Choose a new group name (not too long e.g. < 8 characters) which can be the organisation name of the user(s) or its acronym. We suggest to add the prefix gfts- (e.g. gfts-ifremer, gfts-vliz, etc.). In the example below, we are adding a new group of users called gfts-vliz:

  • Add the new bucket name in the s3_buckets variable in gfts-track-reconstruction/jupyterhub/tofu/main.tf:

  s3_buckets = toset([
    "gfts-vliz",
    "gfts-ifremer",
    "gfts-reference-data",
    "destine-gfts-data-lake",
  ])
  • Create a new variable to list the users who will have access to the new S3 bucket. Locate the variable s3_ifremer_users and add the new variable immediately after it:

  s3_vliz_users = toset([
    "davidcasalsvliz",
  ])
  • Update the s3_users variable by adding the new list of users (here local.s3_vliz_users):

s3_users = setunion(local.s3_readonly_users, local.s3_admins, local.s3_vliz_users, local.s3_ifremer_developers, local.s3_ifremer_users)
  • Create a new resource policy for this new group of users (search for resource "ovh_cloud_project_user_s3_policy" "s3_ifremer_users" to locate the section on resource policy for users):

resource "ovh_cloud_project_user_s3_policy" "s3_vliz_users" {
  for_each     = local.s3_vliz_users
  service_name = local.service_name
  user_id      = ovh_cloud_project_user.s3_users[each.key].id
  policy = jsonencode({
    "Statement" : concat([
      {
        "Sid" : "Admin",
        "Effect" : "Allow",
        "Action" : local.s3_admin_action,
        "Resource" : [
          "arn:aws:s3:::${aws_s3_bucket.gfts-vliz.id}",
          "arn:aws:s3:::${aws_s3_bucket.gfts-vliz.id}/*",
        ]
      },
    ], local.s3_default_policy)
  })
}

Make sure your replace vliz with the new group name!

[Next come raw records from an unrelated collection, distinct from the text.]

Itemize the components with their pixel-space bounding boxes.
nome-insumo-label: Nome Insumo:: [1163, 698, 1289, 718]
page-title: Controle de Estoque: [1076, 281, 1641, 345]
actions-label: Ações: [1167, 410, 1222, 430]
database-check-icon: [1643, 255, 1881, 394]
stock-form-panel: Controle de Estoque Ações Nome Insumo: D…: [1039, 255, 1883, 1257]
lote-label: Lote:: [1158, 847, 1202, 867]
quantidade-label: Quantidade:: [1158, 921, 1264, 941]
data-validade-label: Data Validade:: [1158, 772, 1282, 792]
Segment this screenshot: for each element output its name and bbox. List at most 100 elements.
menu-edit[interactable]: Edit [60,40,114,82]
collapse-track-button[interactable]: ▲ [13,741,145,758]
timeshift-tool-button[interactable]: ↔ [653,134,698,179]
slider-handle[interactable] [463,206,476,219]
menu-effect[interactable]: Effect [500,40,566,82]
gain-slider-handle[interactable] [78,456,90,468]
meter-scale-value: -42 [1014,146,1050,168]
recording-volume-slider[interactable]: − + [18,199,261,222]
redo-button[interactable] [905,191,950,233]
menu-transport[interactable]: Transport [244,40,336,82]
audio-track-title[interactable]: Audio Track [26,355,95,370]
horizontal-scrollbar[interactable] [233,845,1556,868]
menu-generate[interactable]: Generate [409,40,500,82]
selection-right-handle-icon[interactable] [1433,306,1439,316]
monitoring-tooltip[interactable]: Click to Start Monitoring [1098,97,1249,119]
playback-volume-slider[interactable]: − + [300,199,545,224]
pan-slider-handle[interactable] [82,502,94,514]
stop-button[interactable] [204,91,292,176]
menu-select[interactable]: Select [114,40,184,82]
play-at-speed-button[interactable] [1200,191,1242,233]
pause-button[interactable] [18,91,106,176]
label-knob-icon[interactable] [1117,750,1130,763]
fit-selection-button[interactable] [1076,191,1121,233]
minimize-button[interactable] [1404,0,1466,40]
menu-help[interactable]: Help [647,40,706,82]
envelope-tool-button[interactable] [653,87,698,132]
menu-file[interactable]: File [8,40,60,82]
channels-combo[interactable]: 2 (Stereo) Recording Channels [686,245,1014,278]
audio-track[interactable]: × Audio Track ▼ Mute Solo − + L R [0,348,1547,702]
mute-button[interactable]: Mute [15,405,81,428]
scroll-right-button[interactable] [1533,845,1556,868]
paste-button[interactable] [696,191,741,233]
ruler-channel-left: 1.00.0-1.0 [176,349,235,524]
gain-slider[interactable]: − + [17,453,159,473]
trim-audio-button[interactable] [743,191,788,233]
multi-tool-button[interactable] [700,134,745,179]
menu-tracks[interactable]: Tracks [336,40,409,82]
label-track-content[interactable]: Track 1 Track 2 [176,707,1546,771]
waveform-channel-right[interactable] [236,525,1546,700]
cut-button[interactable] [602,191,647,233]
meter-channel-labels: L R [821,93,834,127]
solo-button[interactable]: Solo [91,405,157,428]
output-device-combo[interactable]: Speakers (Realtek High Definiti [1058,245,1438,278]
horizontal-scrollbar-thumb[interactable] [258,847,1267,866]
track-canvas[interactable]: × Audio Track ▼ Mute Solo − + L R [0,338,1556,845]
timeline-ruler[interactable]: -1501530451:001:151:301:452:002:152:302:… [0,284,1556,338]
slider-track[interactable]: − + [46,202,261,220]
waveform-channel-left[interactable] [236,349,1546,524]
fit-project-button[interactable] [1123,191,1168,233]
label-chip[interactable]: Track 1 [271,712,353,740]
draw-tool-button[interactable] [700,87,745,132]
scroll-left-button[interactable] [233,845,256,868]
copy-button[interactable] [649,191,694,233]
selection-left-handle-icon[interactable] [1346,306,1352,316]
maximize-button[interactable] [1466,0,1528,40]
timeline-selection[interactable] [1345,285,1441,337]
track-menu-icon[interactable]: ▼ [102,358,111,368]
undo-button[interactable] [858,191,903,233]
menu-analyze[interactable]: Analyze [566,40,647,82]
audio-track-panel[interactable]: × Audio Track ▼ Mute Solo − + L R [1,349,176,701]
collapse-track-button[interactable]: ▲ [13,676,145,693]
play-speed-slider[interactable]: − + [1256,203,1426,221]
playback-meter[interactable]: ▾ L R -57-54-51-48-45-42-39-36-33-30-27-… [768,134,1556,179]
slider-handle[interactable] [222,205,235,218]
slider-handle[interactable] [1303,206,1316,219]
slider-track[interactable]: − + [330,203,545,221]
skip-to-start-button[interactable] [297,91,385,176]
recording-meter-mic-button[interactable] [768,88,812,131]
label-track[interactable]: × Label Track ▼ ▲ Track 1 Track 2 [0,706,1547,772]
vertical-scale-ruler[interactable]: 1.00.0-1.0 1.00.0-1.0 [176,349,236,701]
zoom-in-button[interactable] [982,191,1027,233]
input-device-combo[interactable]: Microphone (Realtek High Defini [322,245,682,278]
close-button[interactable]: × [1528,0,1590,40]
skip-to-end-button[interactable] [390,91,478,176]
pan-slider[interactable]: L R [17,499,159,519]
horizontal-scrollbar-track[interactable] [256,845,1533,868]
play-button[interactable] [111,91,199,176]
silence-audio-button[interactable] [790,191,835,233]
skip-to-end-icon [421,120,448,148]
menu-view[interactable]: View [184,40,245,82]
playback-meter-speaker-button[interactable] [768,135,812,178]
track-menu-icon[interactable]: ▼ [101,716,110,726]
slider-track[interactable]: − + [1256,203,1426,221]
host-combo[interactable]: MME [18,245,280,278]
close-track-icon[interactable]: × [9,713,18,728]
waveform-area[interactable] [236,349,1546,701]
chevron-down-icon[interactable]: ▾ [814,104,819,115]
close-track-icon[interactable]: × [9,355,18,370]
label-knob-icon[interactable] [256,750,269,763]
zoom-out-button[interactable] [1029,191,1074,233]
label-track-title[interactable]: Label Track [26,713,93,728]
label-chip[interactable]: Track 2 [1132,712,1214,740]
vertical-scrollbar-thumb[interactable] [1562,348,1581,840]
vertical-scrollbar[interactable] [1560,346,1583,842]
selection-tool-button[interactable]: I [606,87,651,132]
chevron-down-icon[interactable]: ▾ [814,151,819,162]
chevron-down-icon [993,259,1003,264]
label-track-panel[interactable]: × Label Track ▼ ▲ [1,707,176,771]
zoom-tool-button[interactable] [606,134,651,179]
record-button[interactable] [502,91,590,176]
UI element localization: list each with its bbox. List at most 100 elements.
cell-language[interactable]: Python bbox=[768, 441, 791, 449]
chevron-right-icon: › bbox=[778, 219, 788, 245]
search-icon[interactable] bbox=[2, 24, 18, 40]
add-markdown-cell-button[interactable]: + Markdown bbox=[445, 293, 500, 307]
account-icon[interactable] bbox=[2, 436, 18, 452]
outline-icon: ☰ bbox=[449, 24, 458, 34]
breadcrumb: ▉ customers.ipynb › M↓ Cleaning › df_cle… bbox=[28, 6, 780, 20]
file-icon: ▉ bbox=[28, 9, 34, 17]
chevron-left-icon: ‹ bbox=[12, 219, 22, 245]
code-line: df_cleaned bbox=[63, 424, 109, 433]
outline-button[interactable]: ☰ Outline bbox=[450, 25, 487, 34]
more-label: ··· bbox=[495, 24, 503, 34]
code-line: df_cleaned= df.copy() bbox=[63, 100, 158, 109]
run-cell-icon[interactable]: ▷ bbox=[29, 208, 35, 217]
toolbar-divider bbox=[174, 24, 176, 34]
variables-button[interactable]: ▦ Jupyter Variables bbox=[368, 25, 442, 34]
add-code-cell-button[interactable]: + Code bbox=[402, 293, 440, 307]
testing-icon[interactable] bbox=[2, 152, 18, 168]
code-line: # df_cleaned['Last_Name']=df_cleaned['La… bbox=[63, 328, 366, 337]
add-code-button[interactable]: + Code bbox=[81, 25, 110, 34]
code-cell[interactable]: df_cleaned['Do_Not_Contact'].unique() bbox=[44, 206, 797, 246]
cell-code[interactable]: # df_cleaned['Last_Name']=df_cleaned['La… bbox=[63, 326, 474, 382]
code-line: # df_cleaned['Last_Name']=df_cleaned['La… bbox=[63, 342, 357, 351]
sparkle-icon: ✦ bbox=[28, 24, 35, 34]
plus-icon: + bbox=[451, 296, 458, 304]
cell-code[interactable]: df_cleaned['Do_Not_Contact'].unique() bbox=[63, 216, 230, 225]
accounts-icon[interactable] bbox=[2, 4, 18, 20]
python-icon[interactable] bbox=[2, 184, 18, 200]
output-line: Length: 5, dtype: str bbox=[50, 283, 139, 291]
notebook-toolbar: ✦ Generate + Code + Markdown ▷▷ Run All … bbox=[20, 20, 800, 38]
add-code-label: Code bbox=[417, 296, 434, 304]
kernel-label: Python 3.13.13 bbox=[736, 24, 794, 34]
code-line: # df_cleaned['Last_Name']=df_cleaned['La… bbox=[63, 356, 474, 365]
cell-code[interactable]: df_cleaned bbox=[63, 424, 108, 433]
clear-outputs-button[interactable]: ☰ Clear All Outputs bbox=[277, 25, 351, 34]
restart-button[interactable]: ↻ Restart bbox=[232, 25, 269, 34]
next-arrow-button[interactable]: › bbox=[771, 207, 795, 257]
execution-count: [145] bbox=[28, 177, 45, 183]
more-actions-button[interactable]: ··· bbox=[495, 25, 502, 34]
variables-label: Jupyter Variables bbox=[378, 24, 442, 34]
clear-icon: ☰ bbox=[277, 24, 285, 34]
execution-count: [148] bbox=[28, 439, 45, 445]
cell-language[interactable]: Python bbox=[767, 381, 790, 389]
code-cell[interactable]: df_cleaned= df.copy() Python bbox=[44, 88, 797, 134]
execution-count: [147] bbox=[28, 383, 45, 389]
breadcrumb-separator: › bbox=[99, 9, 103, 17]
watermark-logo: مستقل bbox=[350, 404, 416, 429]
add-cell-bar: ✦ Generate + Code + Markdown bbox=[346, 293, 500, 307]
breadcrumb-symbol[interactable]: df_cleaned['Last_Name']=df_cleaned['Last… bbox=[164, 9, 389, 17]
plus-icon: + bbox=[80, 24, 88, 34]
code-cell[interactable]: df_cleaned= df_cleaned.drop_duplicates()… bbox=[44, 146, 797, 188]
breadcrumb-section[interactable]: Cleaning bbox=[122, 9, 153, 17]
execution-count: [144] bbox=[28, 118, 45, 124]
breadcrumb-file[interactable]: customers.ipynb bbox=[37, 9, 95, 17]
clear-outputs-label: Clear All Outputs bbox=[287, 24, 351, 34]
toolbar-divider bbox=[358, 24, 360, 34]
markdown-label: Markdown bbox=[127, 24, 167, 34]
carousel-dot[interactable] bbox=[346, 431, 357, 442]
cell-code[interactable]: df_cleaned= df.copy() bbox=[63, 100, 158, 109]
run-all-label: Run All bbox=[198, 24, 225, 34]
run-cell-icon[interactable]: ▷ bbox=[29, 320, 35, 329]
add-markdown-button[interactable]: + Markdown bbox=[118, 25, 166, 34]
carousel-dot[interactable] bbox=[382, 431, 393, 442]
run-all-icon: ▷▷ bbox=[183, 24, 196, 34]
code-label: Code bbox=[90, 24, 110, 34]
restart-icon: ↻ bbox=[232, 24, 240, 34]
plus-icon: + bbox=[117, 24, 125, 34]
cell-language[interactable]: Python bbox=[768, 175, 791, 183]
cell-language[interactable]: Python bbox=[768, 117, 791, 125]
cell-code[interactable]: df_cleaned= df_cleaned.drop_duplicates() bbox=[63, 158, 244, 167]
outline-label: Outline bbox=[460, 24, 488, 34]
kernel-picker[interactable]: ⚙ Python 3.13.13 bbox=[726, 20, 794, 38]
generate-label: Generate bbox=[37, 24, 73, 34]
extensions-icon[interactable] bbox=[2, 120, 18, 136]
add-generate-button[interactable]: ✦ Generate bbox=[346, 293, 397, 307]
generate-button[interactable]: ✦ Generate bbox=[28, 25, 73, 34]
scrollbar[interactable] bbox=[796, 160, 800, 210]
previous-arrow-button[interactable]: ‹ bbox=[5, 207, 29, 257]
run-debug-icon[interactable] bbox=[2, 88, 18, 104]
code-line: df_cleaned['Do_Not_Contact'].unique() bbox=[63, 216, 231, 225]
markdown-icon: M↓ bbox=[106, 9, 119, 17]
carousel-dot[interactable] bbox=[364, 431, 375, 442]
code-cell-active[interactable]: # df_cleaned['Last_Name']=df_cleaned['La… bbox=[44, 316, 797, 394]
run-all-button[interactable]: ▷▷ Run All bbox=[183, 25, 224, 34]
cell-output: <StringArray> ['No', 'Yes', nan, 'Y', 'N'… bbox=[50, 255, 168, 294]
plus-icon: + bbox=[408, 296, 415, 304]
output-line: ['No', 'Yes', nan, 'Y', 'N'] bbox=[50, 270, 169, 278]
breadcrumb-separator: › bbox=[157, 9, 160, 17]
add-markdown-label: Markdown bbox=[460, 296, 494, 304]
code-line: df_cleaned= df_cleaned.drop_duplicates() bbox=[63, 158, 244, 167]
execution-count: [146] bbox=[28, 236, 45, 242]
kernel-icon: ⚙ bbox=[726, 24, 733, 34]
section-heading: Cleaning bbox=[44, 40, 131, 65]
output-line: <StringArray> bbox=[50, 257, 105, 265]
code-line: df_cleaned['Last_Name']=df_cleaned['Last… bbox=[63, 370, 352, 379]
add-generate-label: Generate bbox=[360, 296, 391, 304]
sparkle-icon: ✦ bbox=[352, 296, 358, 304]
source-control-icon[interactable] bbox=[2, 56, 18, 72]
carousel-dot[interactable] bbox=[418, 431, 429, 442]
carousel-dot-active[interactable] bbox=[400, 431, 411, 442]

  • Create the new S3 bucket by locating resource "aws_s3_bucket" "gfts-ifremer" and adding the new bucket configuration immediately after it:

resource "aws_s3_bucket" "gfts-vliz" {
  bucket = "gfts-vliz"
}

Caution

The following packages need to be installed on your system:

  1. ssh-vault;

  2. git-crypt;

  3. opentofu

As an admin, you’ll need to set up your environment. The GFTS maintainer will provide you with a key encrypted with your GitHub SSH key. Save the content sent by the GFTS maintainer into a file, and name it ssh-vault.txt. At the moment, the keys are known to annefou and minrk.

cat ssh-vault.txt | ssh-vault view | base64 --decode > keyfile && git-crypt unlock keyfile && rm keyfile

Before executing the command above, ensure you have changed the directory to the root of the DestinE_ESA_GFTS git repository.

Thanks to the previous command, you should be able to cat gfts-track-reconstruction/jupyterhub/tofu/secrets/ovh-creds.sh and see a text file.

Finally to initialize your environment and execute tofu commands, you need to change the directory to the gfts-track-reconstruction/jupyterhub/tofu folder and source secrets/ovh-creds.sh e.g.:

source secrets/ovh-creds.sh
tofu init
tofu apply

Then you are ready to go and can follow the steps explained above to grant access to S3 buckets to a new user.